Setting out on a mission to walk 100 laps of his garden in 10 days – no small endeavour for a man who had broken his hip, received a double knee replacement and been treated for skin cancer (!) – his fortitude knew no bounds.
Who then would have predicted the rise to stardom of a man who had previously come no closer to fame than a brief appearance on the
television programme Blankety Blank?
By the time his 100th lap was complete, Sir Tom – impeccably clad in his medal-emblazoned blazer and flanked by a guard of honour – had raised an astonishing £33million for good causes.

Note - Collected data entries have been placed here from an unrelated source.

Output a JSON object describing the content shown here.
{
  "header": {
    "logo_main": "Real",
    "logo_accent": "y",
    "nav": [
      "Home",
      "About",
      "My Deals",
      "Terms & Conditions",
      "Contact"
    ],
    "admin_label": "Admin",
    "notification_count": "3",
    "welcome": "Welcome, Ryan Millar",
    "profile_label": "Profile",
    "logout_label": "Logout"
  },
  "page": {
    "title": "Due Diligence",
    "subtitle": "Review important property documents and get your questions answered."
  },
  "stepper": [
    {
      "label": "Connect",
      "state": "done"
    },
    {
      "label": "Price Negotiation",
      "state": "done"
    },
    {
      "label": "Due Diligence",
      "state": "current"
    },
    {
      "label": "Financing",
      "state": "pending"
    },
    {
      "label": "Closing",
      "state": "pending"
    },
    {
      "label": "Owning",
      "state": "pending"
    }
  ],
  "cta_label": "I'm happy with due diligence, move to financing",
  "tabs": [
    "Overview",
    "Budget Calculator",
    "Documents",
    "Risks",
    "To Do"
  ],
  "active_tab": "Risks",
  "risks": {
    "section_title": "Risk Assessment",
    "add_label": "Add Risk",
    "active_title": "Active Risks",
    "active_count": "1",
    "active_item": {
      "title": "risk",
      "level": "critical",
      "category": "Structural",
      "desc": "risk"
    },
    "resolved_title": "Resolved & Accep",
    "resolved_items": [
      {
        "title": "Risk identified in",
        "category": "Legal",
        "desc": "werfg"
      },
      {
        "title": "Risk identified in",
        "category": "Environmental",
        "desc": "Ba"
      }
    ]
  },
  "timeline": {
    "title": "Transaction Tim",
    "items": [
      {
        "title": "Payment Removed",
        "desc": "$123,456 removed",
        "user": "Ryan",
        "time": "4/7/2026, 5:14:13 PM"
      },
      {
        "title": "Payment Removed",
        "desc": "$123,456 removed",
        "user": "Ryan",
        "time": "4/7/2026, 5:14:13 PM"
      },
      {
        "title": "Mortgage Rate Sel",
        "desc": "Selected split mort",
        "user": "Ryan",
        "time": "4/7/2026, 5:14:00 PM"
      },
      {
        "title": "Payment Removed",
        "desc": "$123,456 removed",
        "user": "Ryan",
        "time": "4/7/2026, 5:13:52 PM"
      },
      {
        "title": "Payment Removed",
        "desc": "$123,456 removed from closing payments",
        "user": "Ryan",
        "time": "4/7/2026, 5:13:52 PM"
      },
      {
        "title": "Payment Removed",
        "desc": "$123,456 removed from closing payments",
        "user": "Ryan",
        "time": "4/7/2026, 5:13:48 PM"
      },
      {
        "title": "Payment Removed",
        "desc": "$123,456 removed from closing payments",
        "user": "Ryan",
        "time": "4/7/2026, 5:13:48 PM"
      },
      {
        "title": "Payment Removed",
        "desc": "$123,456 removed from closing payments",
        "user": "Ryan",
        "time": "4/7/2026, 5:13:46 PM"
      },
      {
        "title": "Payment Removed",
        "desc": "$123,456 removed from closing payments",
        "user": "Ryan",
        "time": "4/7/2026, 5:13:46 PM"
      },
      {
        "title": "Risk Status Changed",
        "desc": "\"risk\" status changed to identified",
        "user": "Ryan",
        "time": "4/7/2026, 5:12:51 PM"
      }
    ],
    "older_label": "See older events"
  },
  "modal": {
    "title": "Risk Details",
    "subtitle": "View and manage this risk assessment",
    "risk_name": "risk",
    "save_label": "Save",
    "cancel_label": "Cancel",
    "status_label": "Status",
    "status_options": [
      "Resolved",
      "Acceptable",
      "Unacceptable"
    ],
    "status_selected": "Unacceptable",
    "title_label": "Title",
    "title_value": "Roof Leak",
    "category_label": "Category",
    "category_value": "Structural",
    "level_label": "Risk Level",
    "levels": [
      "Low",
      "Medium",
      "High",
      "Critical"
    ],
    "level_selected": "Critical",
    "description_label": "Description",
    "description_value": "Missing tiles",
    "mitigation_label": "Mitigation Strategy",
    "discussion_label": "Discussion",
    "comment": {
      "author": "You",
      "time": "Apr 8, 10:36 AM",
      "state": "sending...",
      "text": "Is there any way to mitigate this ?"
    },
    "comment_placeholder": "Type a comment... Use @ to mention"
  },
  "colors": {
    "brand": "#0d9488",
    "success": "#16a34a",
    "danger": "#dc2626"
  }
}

This gargantuan effort was movingly marked, as the Queen emerged for her first public appearance since the beginning of national lockdown to confer a knighthood on Tom Moore in the quadrant at Windsor Castle.
Such was the affectionate admiration for Sir Tom, that he received over 180,000 birthday cards, subsequently displayed in in the Great Hall of Bedford School.
Quite why fate chose to elevate Captain Tom as a beacon of hope at a moment of calamity, we will never know, but his warmth and optimism; positivity and humility exemplified the courage and dignity of the wartime generation.
That generation, which endured the battlefields of Europe, conflict in the jungles of Burma and the bombs of the blitz, weren’t twisted by bitterness, instead embracing a renewed appreciation for the small wonders of life. It was in just such a spirit that, in responding to recognition, the frail, elderly fundraiser said:
‘“People keep saying what I have done is remarkable; however, it’s actually what you have done for me which is remarkable. The past three weeks have put a spring back in my step.”
Captain Tom Moore’s legacy will continue through his newly-established foundation, missioned to combat loneliness. But more than that, his memory will live on as an enduring example of dedication, deference and duty.
When, last week, the nation clapped for Sir Tom, the deputy speaker asked parliamentarians in the chamber of the House of Commons to pause in his memory. In that moment, sitting on the green benches there, I reflected on President Kennedy’s wise counsel, that each of us should:
“Ask not what your country can do for you, but what you can do for your country.”
Sir Tom’s answer was straightforward – to proudly ‘do his bit’ for Britain.